Iona is of those in-between, ‘thin’, places – indeed, it was of this very place that George MacLeod first used that expression. Between the tumultuous highway of the Atlantic and the wild solidity of Mull, between then and now (for ‘then’ is never far away), between knowing and unknowing… The Abbey church is far unlike the Celtic church that once was here: the community was refounded as Benedictine by Ranald, son of Somerled, Lord of the Isles, in the 1200s, and its worked stones and arches speak of France, of Rome, and remind of the argument lost at Whitby. His sister Beathag founded the Augustinian nunnery down the lane, and was its first prioress. (I have been to the island in the loch on Islay brother and sister called home once.)

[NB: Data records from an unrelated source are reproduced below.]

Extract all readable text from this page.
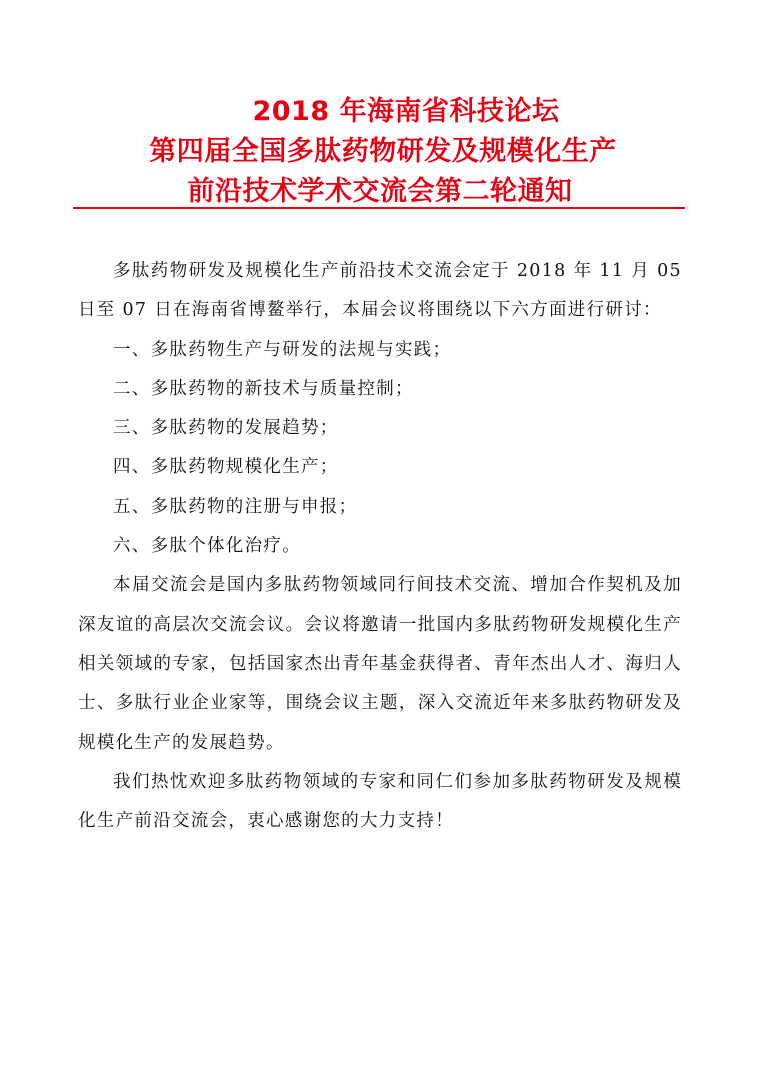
2018 年海南省科技论坛
第四届全国多肽药物研发及规模化生产
前沿技术学术交流会第二轮通知

多肽药物研发及规模化生产前沿技术交流会定于 2018 年 11 月 05 日至 07 日在海南省博鳌举行，本届会议将围绕以下六方面进行研讨：

一、多肽药物生产与研发的法规与实践；

二、多肽药物的新技术与质量控制；

三、多肽药物的发展趋势；

四、多肽药物规模化生产；

五、多肽药物的注册与申报；

六、多肽个体化治疗。

本届交流会是国内多肽药物领域同行间技术交流、增加合作契机及加深友谊的高层次交流会议。会议将邀请一批国内多肽药物研发规模化生产相关领域的专家，包括国家杰出青年基金获得者、青年杰出人才、海归人士、多肽行业企业家等，围绕会议主题，深入交流近年来多肽药物研发及规模化生产的发展趋势。

我们热忱欢迎多肽药物领域的专家和同仁们参加多肽药物研发及规模化生产前沿交流会，衷心感谢您的大力支持！
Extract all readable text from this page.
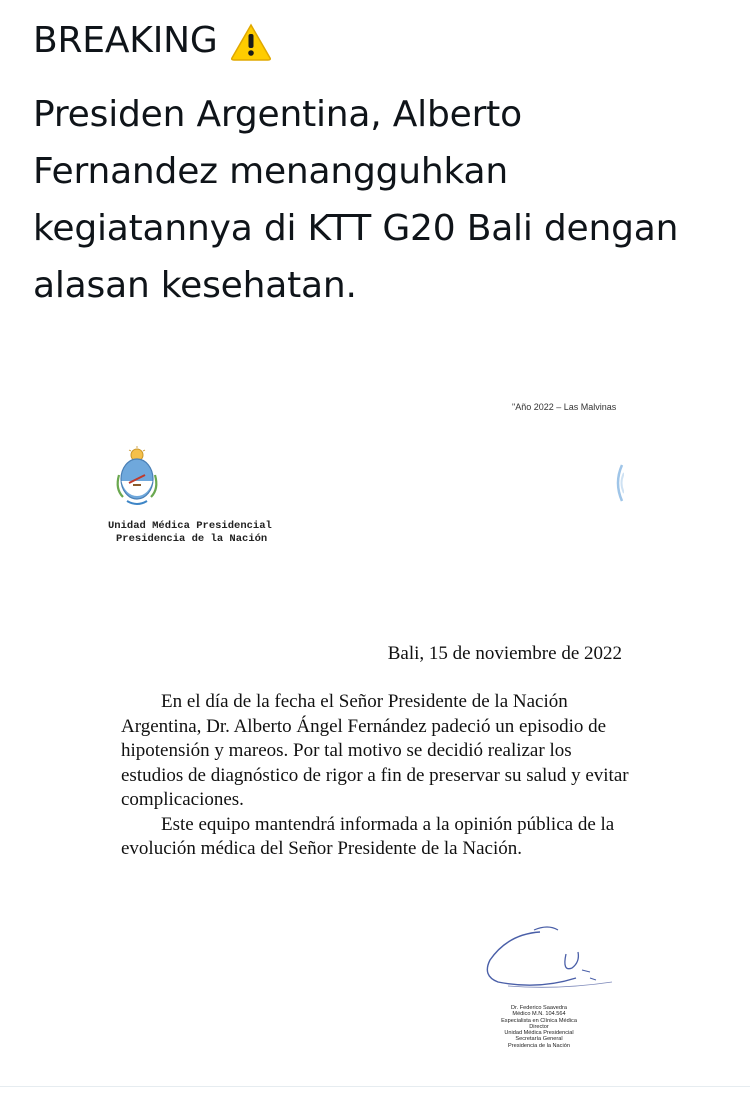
BREAKING
Presiden Argentina, Alberto
Fernandez menangguhkan
kegiatannya di KTT G20 Bali dengan
alasan kesehatan.
"Año 2022 – Las Malvinas
Unidad Médica Presidencial
Presidencia de la Nación
Bali, 15 de noviembre de 2022

En el día de la fecha el Señor Presidente de la Nación Argentina, Dr. Alberto Ángel Fernández padeció un episodio de hipotensión y mareos. Por tal motivo se decidió realizar los estudios de diagnóstico de rigor a fin de preservar su salud y evitar complicaciones.

Este equipo mantendrá informada a la opinión pública de la evolución médica del Señor Presidente de la Nación.

Dr. Federico Saavedra
Médico M.N. 104.564
Especialista en Clínica Médica
Director
Unidad Médica Presidencial
Secretaría General
Presidencia de la Nación
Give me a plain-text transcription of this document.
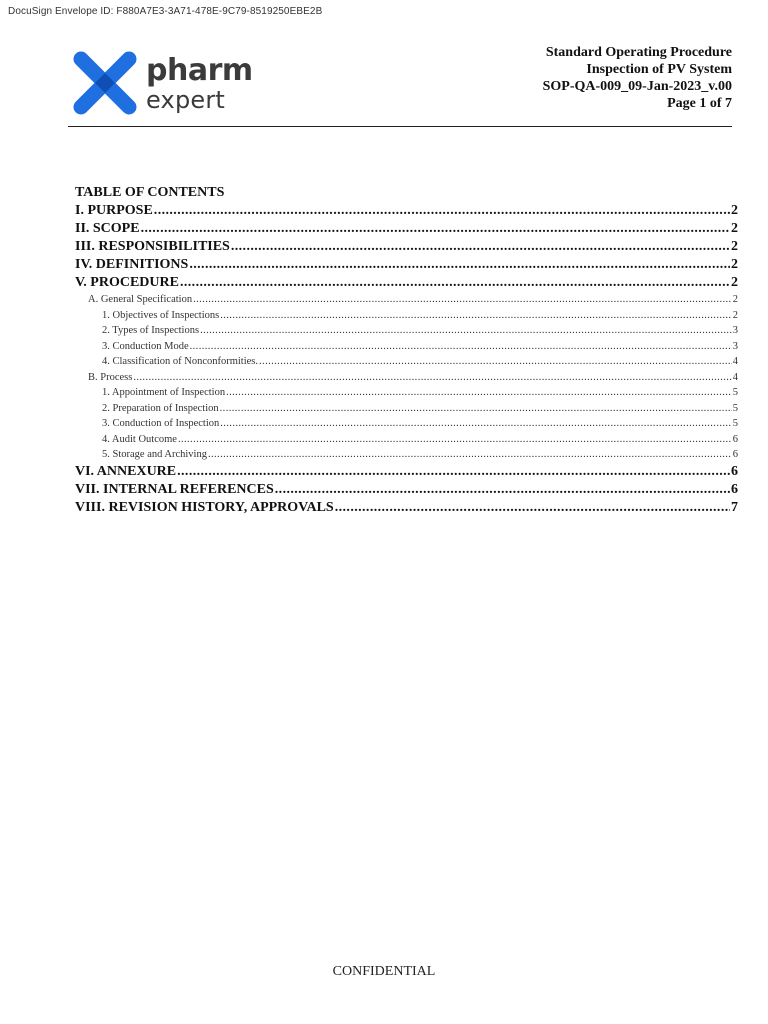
DocuSign Envelope ID: F880A7E3-3A71-478E-9C79-8519250EBE2B
pharm
expert
Standard Operating Procedure
Inspection of PV System
SOP-QA-009_09-Jan-2023_v.00
Page 1 of 7
TABLE OF CONTENTS
I. PURPOSE .....	2
II. SCOPE .....	2
III. RESPONSIBILITIES .....	2
IV. DEFINITIONS .....	2
V. PROCEDURE .....	2
A. General Specification .....	2
1. Objectives of Inspections .....	2
2. Types of Inspections .....	3
3. Conduction Mode .....	3
4. Classification of Nonconformities. .....	4
B. Process .....	4
1. Appointment of Inspection .....	5
2. Preparation of Inspection .....	5
3. Conduction of Inspection .....	5
4. Audit Outcome .....	6
5. Storage and Archiving .....	6
VI. ANNEXURE .....	6
VII. INTERNAL REFERENCES .....	6
VIII. REVISION HISTORY, APPROVALS .....	7
CONFIDENTIAL
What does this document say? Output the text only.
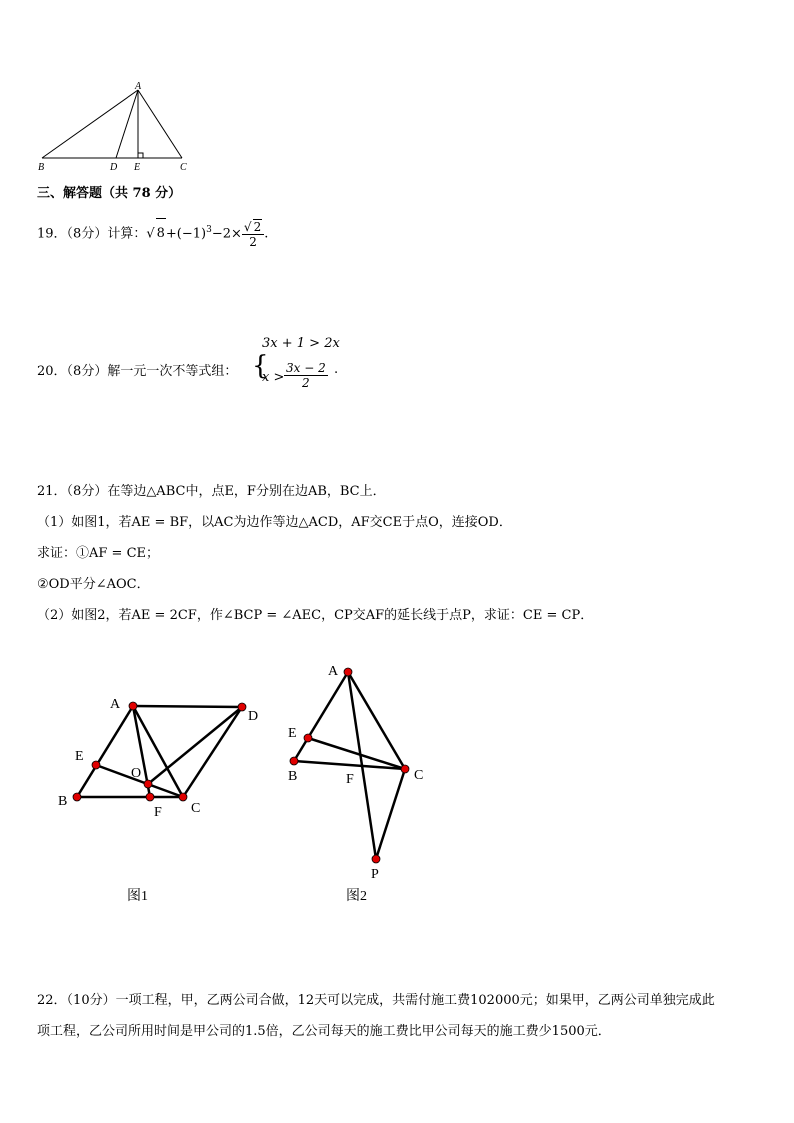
A
B	D E	C
三、解答题（共 78 分）
19．（8分）计算：√ $8+(-1)^3-2\times \frac{√ 2}{2}$ .
20．（8分）解一元一次不等式组： {
3x + 1 > 2x
$x > \frac{3x - 2}{2}$ .
21．（8分）在等边△ABC中，点E，F分别在边AB，BC上．
（1）如图1，若AE = BF，以AC为边作等边△ACD，AF交CE于点O，连接OD．
求证：①AF = CE；
②OD平分∠AOC．
（2）如图2，若AE = 2CF，作∠BCP = ∠AEC，CP交AF的延长线于点P，求证：CE = CP．
A
D
E
B
O
F C
图1
A
E
B	F	C
P
图2
22．（10分）一项工程，甲，乙两公司合做，12天可以完成，共需付施工费102000元；如果甲，乙两公司单独完成此
项工程，乙公司所用时间是甲公司的1.5倍，乙公司每天的施工费比甲公司每天的施工费少1500元．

The men running the little Calmac ferry from Fionnphort to the island must have one of the most boring jobs in one of the most beautiful places in west Scotland – though the fast currents and rips in the sound can be tricky. Ten minutes to the holy place, with a whiff of diesel and hot engine. And back again. And so on. But then, Charon must also have got fed up with all those short journeys across the Styx, and been irritated by all those passengers, shades, waiting for the next ferry to another world, stretching out their hands imploringly in their desire for the other shore. ‘Wait for the next boat!’ he grumpily calls, as he fends them off with his oar. Ten minutes back and forth, all day, across the little sound, where in the shallows of the clear water sea anemones wave their florid tentacles for passing food and urchins make their slow progress across the rocks. A canny otter is regularly seen waiting near where the fishermen sometimes gut their fish. Gulls glide by on stiff wings, watchful, and in season delicate terns shriek their harsh Norse name ‘kria’, flutter, and dive for little fish. The air smells salt. To port we can see the sunlight on the bay where in 806 a Viking raiding party massacred 68 of the monks. This bright place too has seen the darkness. This has been one of the fulchra of the world. It does not forget it. Maybe it still is. Will be.